---
title: FusionBench
description: A Comprehensive Benchmark of Deep Model Fusion
---

# FusionBench: A Comprehensive Benchmark of Deep Model Fusion

[![arXiv](https://img.shields.io/badge/arXiv-1234.56789-b31b1b.svg)](http://arxiv.org/abs/2406.03280)
[![GitHub License](https://img.shields.io/github/license/tanganke/fusion_bench)](https://github.com/tanganke/fusion_bench/blob/main/LICENSE)
[![PyPI - Version](https://img.shields.io/pypi/v/fusion-bench)](https://pypi.org/project/fusion-bench/)
[![Downloads](https://static.pepy.tech/badge/fusion-bench/month)](https://pepy.tech/project/fusion-bench)
[![Static Badge](https://img.shields.io/badge/doc-mkdocs-blue)](https://tanganke.github.io/fusion_bench/)
[![Static Badge](https://img.shields.io/badge/code%20style-black-black)](https://github.com/psf/black)

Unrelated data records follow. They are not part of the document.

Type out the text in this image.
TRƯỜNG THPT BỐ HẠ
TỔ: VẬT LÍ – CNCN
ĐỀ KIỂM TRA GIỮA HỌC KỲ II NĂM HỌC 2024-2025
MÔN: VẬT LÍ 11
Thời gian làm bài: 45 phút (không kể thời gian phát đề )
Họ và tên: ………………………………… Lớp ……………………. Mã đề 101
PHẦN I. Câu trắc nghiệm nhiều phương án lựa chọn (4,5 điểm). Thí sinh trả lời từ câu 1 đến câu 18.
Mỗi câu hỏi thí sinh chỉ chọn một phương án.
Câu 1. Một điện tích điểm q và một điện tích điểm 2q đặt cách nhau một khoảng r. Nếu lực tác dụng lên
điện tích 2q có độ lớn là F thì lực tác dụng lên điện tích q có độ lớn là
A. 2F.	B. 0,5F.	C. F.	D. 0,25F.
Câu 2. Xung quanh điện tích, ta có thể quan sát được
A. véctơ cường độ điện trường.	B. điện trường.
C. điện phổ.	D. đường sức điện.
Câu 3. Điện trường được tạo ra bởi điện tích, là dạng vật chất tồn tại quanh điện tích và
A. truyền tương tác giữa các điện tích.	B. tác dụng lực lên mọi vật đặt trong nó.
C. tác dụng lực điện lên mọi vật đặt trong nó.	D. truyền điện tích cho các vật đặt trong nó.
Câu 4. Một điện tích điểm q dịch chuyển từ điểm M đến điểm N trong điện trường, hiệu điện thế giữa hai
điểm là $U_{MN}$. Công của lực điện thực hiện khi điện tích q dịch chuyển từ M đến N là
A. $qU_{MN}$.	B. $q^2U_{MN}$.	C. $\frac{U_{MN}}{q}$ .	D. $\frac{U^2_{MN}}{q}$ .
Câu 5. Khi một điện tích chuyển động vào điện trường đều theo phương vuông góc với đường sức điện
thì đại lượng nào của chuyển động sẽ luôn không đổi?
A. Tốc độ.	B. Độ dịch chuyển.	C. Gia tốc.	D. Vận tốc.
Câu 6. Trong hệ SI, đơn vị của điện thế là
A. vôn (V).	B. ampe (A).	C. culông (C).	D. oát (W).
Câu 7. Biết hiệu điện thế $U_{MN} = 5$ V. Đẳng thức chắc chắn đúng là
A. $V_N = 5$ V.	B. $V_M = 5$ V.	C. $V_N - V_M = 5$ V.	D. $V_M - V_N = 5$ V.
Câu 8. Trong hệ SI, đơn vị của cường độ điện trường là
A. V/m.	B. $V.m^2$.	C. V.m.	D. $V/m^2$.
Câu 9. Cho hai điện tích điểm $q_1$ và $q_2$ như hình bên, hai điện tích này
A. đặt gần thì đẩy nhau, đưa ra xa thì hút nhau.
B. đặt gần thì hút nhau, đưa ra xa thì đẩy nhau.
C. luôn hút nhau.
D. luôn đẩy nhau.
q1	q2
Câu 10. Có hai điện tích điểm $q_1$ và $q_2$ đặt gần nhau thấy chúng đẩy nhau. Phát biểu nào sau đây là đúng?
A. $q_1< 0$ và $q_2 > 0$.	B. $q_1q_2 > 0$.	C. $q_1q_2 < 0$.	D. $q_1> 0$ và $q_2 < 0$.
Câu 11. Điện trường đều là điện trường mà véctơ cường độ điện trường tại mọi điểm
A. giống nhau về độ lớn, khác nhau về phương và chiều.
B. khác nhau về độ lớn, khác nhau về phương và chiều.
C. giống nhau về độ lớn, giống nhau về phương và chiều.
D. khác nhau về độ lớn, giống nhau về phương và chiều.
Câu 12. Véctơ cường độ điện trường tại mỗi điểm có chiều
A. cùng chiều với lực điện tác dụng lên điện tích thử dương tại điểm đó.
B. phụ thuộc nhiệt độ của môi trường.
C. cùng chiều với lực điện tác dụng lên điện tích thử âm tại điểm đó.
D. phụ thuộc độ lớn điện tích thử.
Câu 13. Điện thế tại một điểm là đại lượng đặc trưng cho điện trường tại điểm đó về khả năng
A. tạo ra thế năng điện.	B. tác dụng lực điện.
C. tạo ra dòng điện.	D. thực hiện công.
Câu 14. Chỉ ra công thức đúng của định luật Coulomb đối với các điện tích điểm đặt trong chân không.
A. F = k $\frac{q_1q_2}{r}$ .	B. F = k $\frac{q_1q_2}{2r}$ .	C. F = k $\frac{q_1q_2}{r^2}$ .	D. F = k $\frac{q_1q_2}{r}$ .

!!! warning "Testing Phase"
    
    The documented experiments should be reproducible. 
    However, this project is still in testing phase as the API may be subject to change. 
    Please report any issues you encounter.

!!! note
    
    - Any questions or comments can be directed to the [GitHub Issues](https://github.com/tanganke/fusion_bench/issues) page for this project.
    - Any contributions or pull requests are welcome. If you find any mistakes or have suggestions for improvements, please feel free to raise an issue or submit a pull request.

!!! tip "Introduction to Deep Model Fusion (The Learn From Model Paradigm)"

    Deep model fusion is a technique that merges, ensemble, or fuse multiple deep neural networks to obtain a unified model.
    It can be used to improve the performance and robustness of model or to combine the strengths of different models, such as fuse multiple task-specific models to create a multi-task model.
    For a more detailed introduction to deep model fusion, you can refer to [W. Li, 2023, 'Deep Model Fusion: A Survey'](https://arxiv.org/abs/2309.15698). 
    In this benchmark, we evaluate the performance of different fusion methods on a variety of datasets and tasks. ...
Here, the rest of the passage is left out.